I have lost track of the number of cities in which my initial enthusiasm for experiencing the local culture has waned, leading me to spend at least one night of my trip in an Irish pub drinking and eating the same things I could get within two minutes' walk of my home.

Also, I will be the first to admit that just because something is exotic doesn't mean it will taste good and, again, I have been known to resort to British fare when the thought of another plate of re-fried beans or couscous fills me with dread.

However, at least I - and I consider myself to be a 'good' traveller - leave home with the intention of trying everything at least once and keep an open mind once abroad.

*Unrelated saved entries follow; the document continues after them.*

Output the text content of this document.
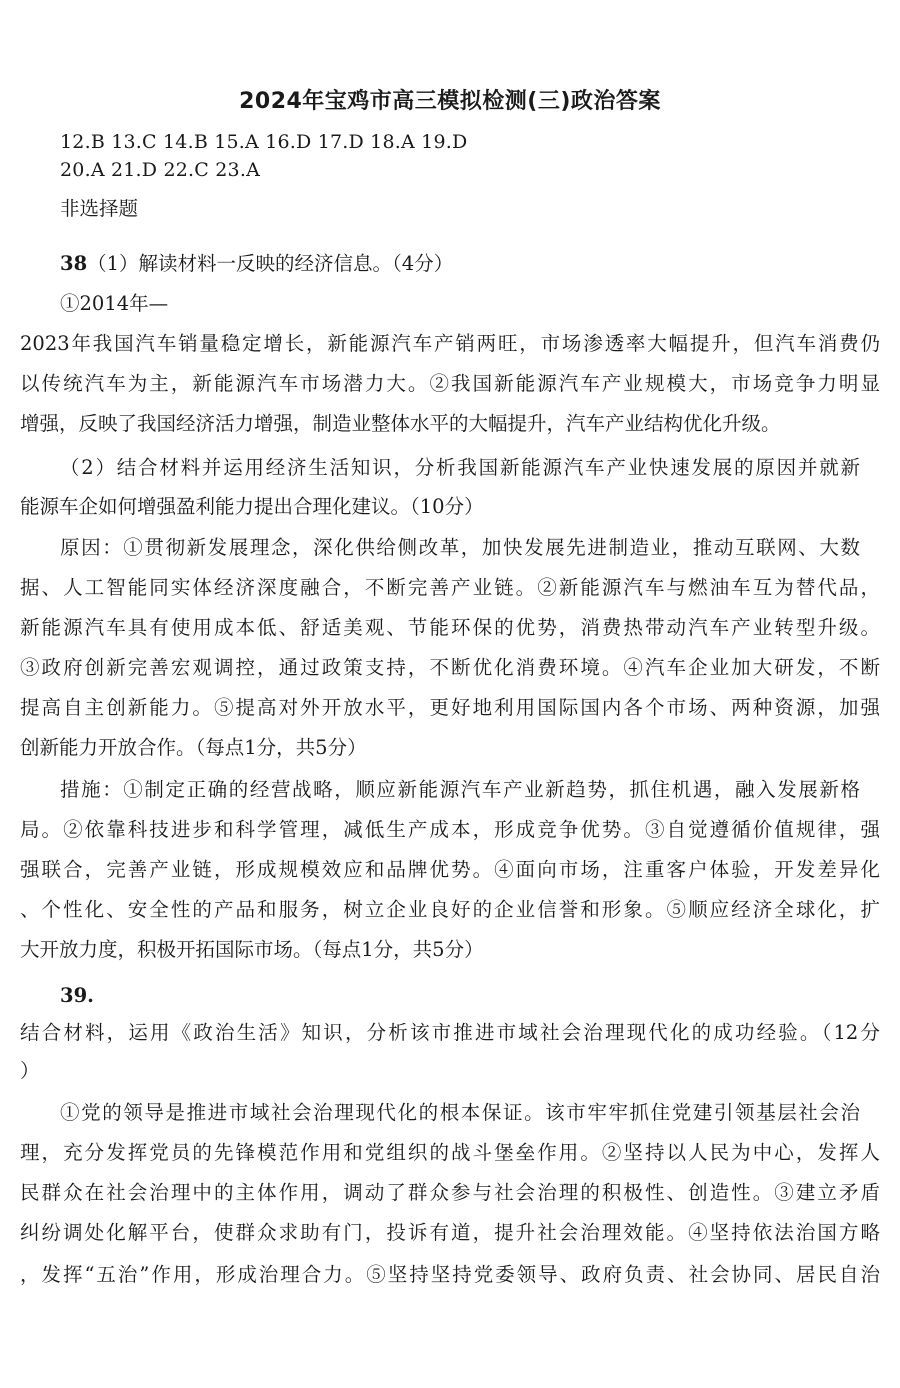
2024年宝鸡市高三模拟检测(三)政治答案
12.B 13.C 14.B 15.A 16.D 17.D 18.A 19.D
20.A 21.D 22.C 23.A
非选择题
38（1）解读材料一反映的经济信息。（4分）
①2014年—
2023年我国汽车销量稳定增长，新能源汽车产销两旺，市场渗透率大幅提升，但汽车消费仍
以传统汽车为主，新能源汽车市场潜力大。②我国新能源汽车产业规模大，市场竞争力明显
增强，反映了我国经济活力增强，制造业整体水平的大幅提升，汽车产业结构优化升级。
（2）结合材料并运用经济生活知识，分析我国新能源汽车产业快速发展的原因并就新
能源车企如何增强盈利能力提出合理化建议。（10分）
原因：①贯彻新发展理念，深化供给侧改革，加快发展先进制造业，推动互联网、大数
据、人工智能同实体经济深度融合，不断完善产业链。②新能源汽车与燃油车互为替代品，
新能源汽车具有使用成本低、舒适美观、节能环保的优势，消费热带动汽车产业转型升级。
③政府创新完善宏观调控，通过政策支持，不断优化消费环境。④汽车企业加大研发，不断
提高自主创新能力。⑤提高对外开放水平，更好地利用国际国内各个市场、两种资源，加强
创新能力开放合作。（每点1分，共5分）
措施：①制定正确的经营战略，顺应新能源汽车产业新趋势，抓住机遇，融入发展新格
局。②依靠科技进步和科学管理，减低生产成本，形成竞争优势。③自觉遵循价值规律，强
强联合，完善产业链，形成规模效应和品牌优势。④面向市场，注重客户体验，开发差异化
、个性化、安全性的产品和服务，树立企业良好的企业信誉和形象。⑤顺应经济全球化，扩
大开放力度，积极开拓国际市场。（每点1分，共5分）
39.
结合材料，运用《政治生活》知识，分析该市推进市域社会治理现代化的成功经验。（12分
）
①党的领导是推进市域社会治理现代化的根本保证。该市牢牢抓住党建引领基层社会治
理，充分发挥党员的先锋模范作用和党组织的战斗堡垒作用。②坚持以人民为中心，发挥人
民群众在社会治理中的主体作用，调动了群众参与社会治理的积极性、创造性。③建立矛盾
纠纷调处化解平台，使群众求助有门，投诉有道，提升社会治理效能。④坚持依法治国方略
，发挥“五治”作用，形成治理合力。⑤坚持坚持党委领导、政府负责、社会协同、居民自治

It seems that those people who fill their suitcases with the contents of their home cupboards have already made up their minds that foreign food is not going to appeal to them and they are safe in the knowledge that, should the Red Lion be shut, they are armed with a couple of litres of ketchup to make sure the local fare can be made as bland as possible.

Not only does this seem quite childish, but it also smacks a bit of arrogance, that British food is so much better than anything else and we don't even need to try something to know it's not going to be any good.

This is however, nothing for me to worry about - after all, how does it affect me apart from making it all the more likely that I will be warmly welcomed into a local restaurant and experience the country I am visiting on a deeper level.

It is their loss - and don't the 688,000 Britons taking British beer abroad know that it's not that good and, while they not be very good at driving, foreigners are able to make an excellent pint.